The key drivers of these lingering premiums are lower production, which has increased the competition for Permian gas between the Southwest and East Texas markets, and steady/stable LNG demand that is expected throughout 2022, keeping utilization rates at Freeport LNG and Cheniere Energy's Corpus Christi Liquefaction high for much of the year.

Platts Analytics forecast Texas production to average 22.9 Bcf/d in 2021, 200 MMcf/d below the 2020 average. Prior to the production declines caused by the coronavirus pandemic, Texas production topped out at 24.3 Bcf/d in March 2020.

According to Platts Analytics' most recent CellCast forecast, Texas production is not forecast to reach pre-pandemic levels until July 2022. During that same time, LNG feedgas demand is forecast to grow by 2 Bcf/d in Texas alone.

With Texas being a net exporter of gas, outflows will need to be cut slightly to meet the higher regional demand. For a region like the Southwest, which relies heavily on imports from Texas, regional prices must increase to pull Permian volumes west instead of flowing east to the Texas Gulf Coast.

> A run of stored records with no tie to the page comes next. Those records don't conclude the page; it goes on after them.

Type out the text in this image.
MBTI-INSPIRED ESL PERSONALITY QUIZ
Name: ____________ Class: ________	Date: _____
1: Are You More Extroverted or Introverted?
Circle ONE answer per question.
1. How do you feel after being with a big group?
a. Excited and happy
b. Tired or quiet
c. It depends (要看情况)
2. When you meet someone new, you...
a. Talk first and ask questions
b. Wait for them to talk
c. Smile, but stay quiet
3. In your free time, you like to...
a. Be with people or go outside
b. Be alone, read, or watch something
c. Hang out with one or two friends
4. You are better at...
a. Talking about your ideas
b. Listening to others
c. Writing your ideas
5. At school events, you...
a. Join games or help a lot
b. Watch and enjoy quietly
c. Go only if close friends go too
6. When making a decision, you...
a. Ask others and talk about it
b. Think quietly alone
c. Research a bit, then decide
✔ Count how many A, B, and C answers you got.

The higher western prices have caused a tug of war between the Texas Gulf Coast and Southwest that is not expected to subside until production volumes are able to fully rebound and surpass pre-pandemic levels.

LNG outlook

While the global LNG winter-buying spree is quickly giving way to shoulder-season lulls in demand -- a factor that might alleviate some of the gas supply tightness in the US Southwest -- Platts Analytics is forecasting Gulf Coast LNG terminals to be running near full capacity through the end of 2021, based on contractual obligations and current netbacks pricing.

All that helps explain why Kinder Morgan CEO Steve Kean said Jan. 20 during an investor presentation that Permian Pass won't advance this year, next year, or anytime soon.

"It's not that we're not having any conversations with people," Kean said. "There are some very long-term planners out there, as you know, in the producer community. And so we continue to talk about it. But it's a ways off."

The trajectory of growth in rig activity in the Permian will tell the company a lot "over the coming months and a couple of years," Tom Martin, president of Kinder's gas pipelines unit, said during the presentation.